RBA Provides Clarity on Downside Risks

7th of January, 2019

After Tuesday’s post meeting statement left many scratching their heads, Governor Lowe took the opportunity at his appearance at the National Press Club yesterday to provide a bit of clarity on what he really meant in the subtle changes in rhetoric.

Yesterday’s speech from Governor Lowe titled ‘The Year Ahead” was a great insight into the pragmatic approach that the RBA takes when setting monetary policy. The Governor took the opportunity to expand on the shift in language used in the statement and provided some critical insights into the outlook for monetary policy.

I was lucky enough to be able to discuss the highlights of Lowe’s speech right after it concluded on the Your Money program (click here) but there was one key takeaway for me.

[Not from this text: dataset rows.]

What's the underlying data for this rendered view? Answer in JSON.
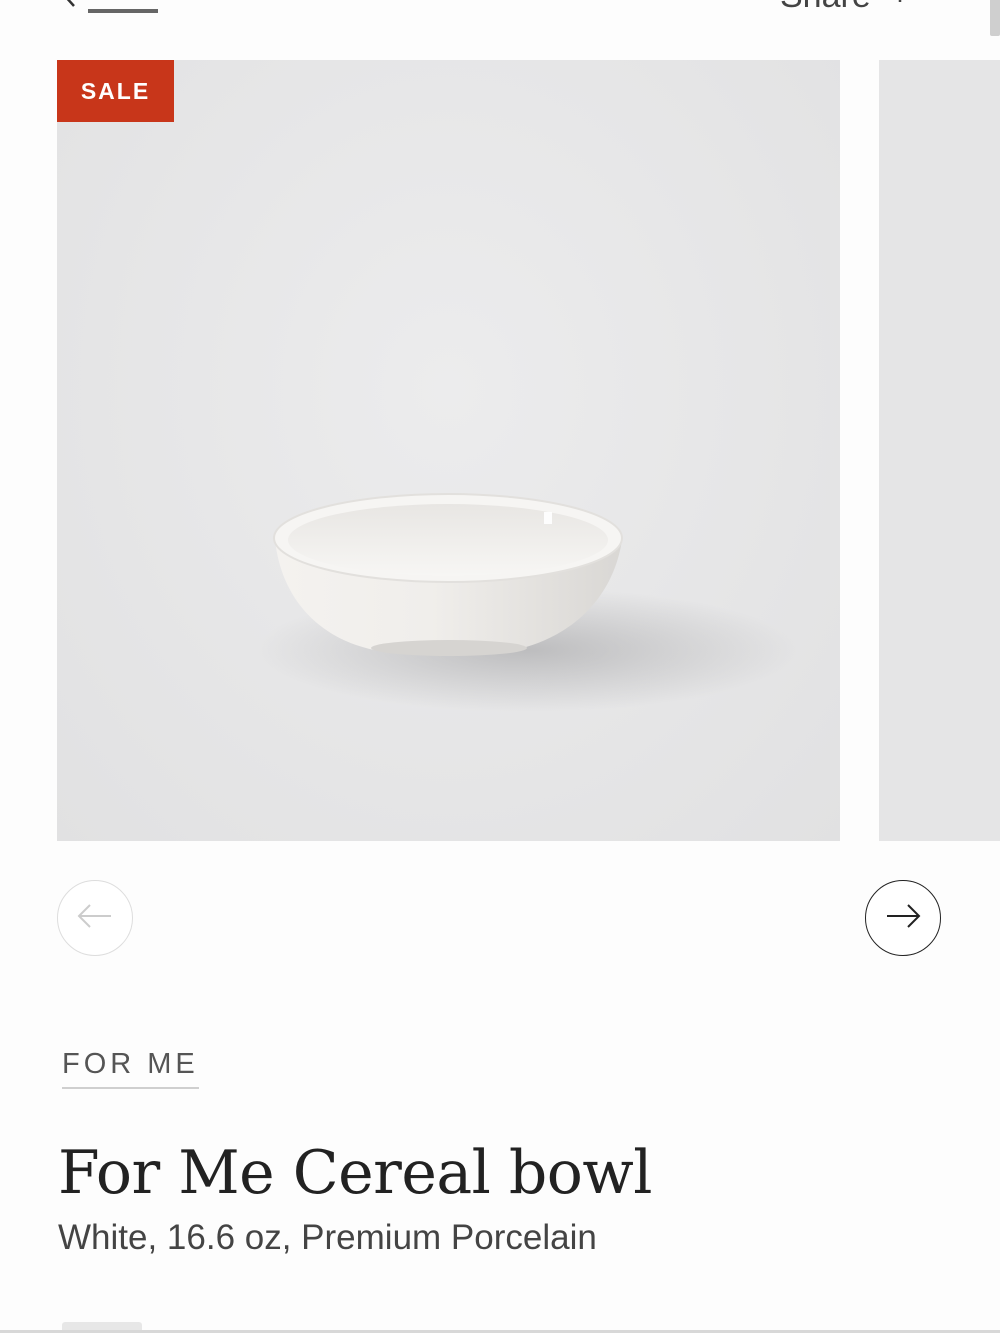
{
  "header": {
    "back_icon": "chevron-left-icon",
    "share_label": "Share",
    "share_icon": "share-icon"
  },
  "gallery": {
    "badge": "SALE",
    "badge_color": "#c8361a",
    "image_alt": "White porcelain cereal bowl",
    "prev_icon": "arrow-left-icon",
    "next_icon": "arrow-right-icon"
  },
  "product": {
    "brand": "FOR ME",
    "title": "For Me Cereal bowl",
    "subtitle": "White, 16.6 oz, Premium Porcelain"
  }
}
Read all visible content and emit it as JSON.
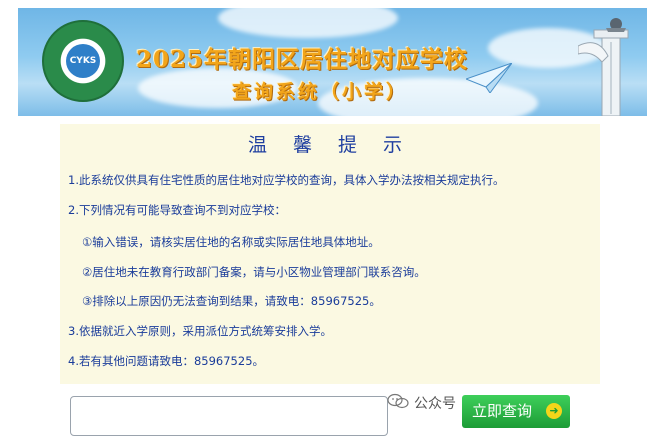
{
  "banner": {
    "title": "2025年朝阳区居住地对应学校",
    "subtitle": "查询系统（小学）",
    "logo_text": "CYKS"
  },
  "notice": {
    "title": "温 馨 提 示",
    "lines": [
      "1.此系统仅供具有住宅性质的居住地对应学校的查询，具体入学办法按相关规定执行。",
      "2.下列情况有可能导致查询不到对应学校：",
      "①输入错误，请核实居住地的名称或实际居住地具体地址。",
      "②居住地未在教育行政部门备案，请与小区物业管理部门联系咨询。",
      "③排除以上原因仍无法查询到结果，请致电：85967525。",
      "3.依据就近入学原则，采用派位方式统筹安排入学。",
      "4.若有其他问题请致电：85967525。"
    ]
  },
  "search": {
    "placeholder": "",
    "button_label": "立即查询"
  },
  "watermark": {
    "text": "公众号 · 舒媛妈妈育儿说"
  },
  "colors": {
    "notice_text": "#1a3c9a",
    "notice_bg": "#fbf9e2",
    "button_green": "#1d9c36",
    "title_orange": "#f2a51a"
  }
}
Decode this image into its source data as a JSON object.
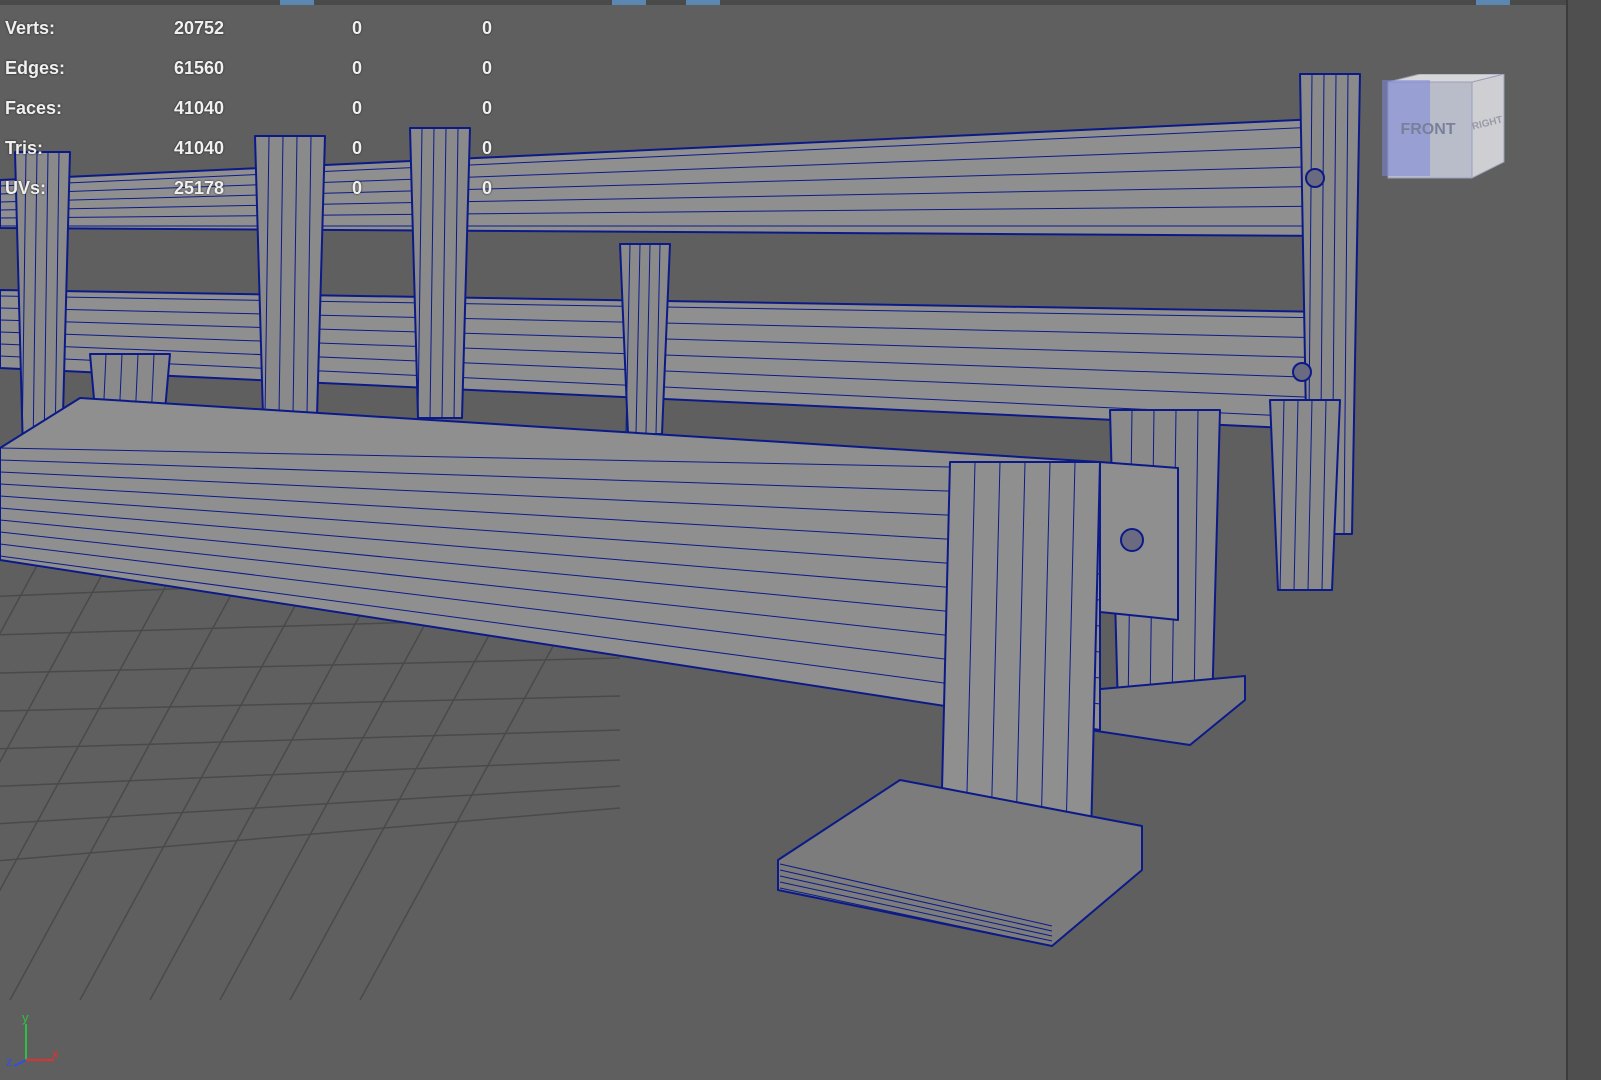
{
  "stats": {
    "rows": [
      {
        "label": "Verts:",
        "v0": "20752",
        "v1": "0",
        "v2": "0"
      },
      {
        "label": "Edges:",
        "v0": "61560",
        "v1": "0",
        "v2": "0"
      },
      {
        "label": "Faces:",
        "v0": "41040",
        "v1": "0",
        "v2": "0"
      },
      {
        "label": "Tris:",
        "v0": "41040",
        "v1": "0",
        "v2": "0"
      },
      {
        "label": "UVs:",
        "v0": "25178",
        "v1": "0",
        "v2": "0"
      }
    ]
  },
  "viewcube": {
    "front_label": "FRONT",
    "right_label": "RIGHT"
  },
  "axis": {
    "x_label": "x",
    "y_label": "y",
    "z_label": "z",
    "x_color": "#e03030",
    "y_color": "#30c040",
    "z_color": "#3050e0"
  },
  "colors": {
    "viewport_bg": "#5f5f5f",
    "wire": "#0c1a88",
    "metal": "#8f8f8f",
    "grid": "#4a4a4a"
  }
}
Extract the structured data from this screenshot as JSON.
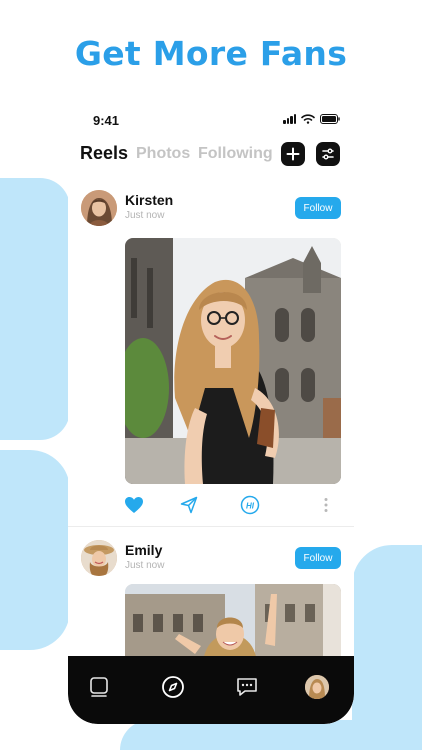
{
  "promo": {
    "title": "Get More Fans"
  },
  "status_bar": {
    "time": "9:41"
  },
  "tabs": [
    {
      "label": "Reels",
      "active": true
    },
    {
      "label": "Photos",
      "active": false
    },
    {
      "label": "Following",
      "active": false
    }
  ],
  "posts": [
    {
      "username": "Kirsten",
      "timestamp": "Just now",
      "follow_label": "Follow"
    },
    {
      "username": "Emily",
      "timestamp": "Just now",
      "follow_label": "Follow"
    }
  ],
  "post_actions": [
    "heart-icon",
    "send-icon",
    "hi-chat-icon",
    "more-vertical-icon"
  ],
  "bottom_nav": [
    "reels-nav-icon",
    "compass-icon",
    "messages-icon",
    "profile-avatar"
  ],
  "colors": {
    "accent": "#25a9ec",
    "title": "#2b9fe8",
    "blob": "#bfe6fa",
    "inactive_tab": "#c4c4c4",
    "nav_bar": "#0a0a0a"
  }
}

In his post meeting statement on Tuesday, Lowe said that “some downside risks have increased”. In his speech yesterday, he expanded on that by saying:

“Looking forward, there are scenarios where the next move in the cash rate is up and other scenarios where it is down. Over the past year, the next-move-is-up scenarios were more likely than the next-move-is-down scenarios. Today, the probabilities appear to be more evenly balanced.”

This is the RBA’s way of acknowledging the recent run of weak data and that should it continue, they are prepared to do what is necessary to meet its mandate. Should the data continue to deteriorate, then rate cuts are firmly on the table.

One thing that Lowe highlighted in his conclusion, which is the key to how they will frame that decision, if or when it comes, is the context of their objectives. In his final paragraph, Lowe said that:

“It has long been the Board’s approach to avoid reacting to the high-frequency ebb and flow of news. Instead, we have sought to keep our eye on the medium term and put in place a setting of monetary policy that helps deliver on our objectives of full employment, an inflation rate that averages between 2 and 3 per cent, and financial stability.”

It is that final objective that is most important. If the RBA were only focused on the first two objectives then they may have cut rates already. But Lowe is a little different than his predecessors. He was a student of financial stability and as such, will not want to put financial stability at risk by cutting rates unless absolutely necessary.

So the key takeaway from the RBA’s updates so far this week is that the risks to the outlook are more evenly balanced than was the case two months ago but the hurdle rate for a rate cut still remains high.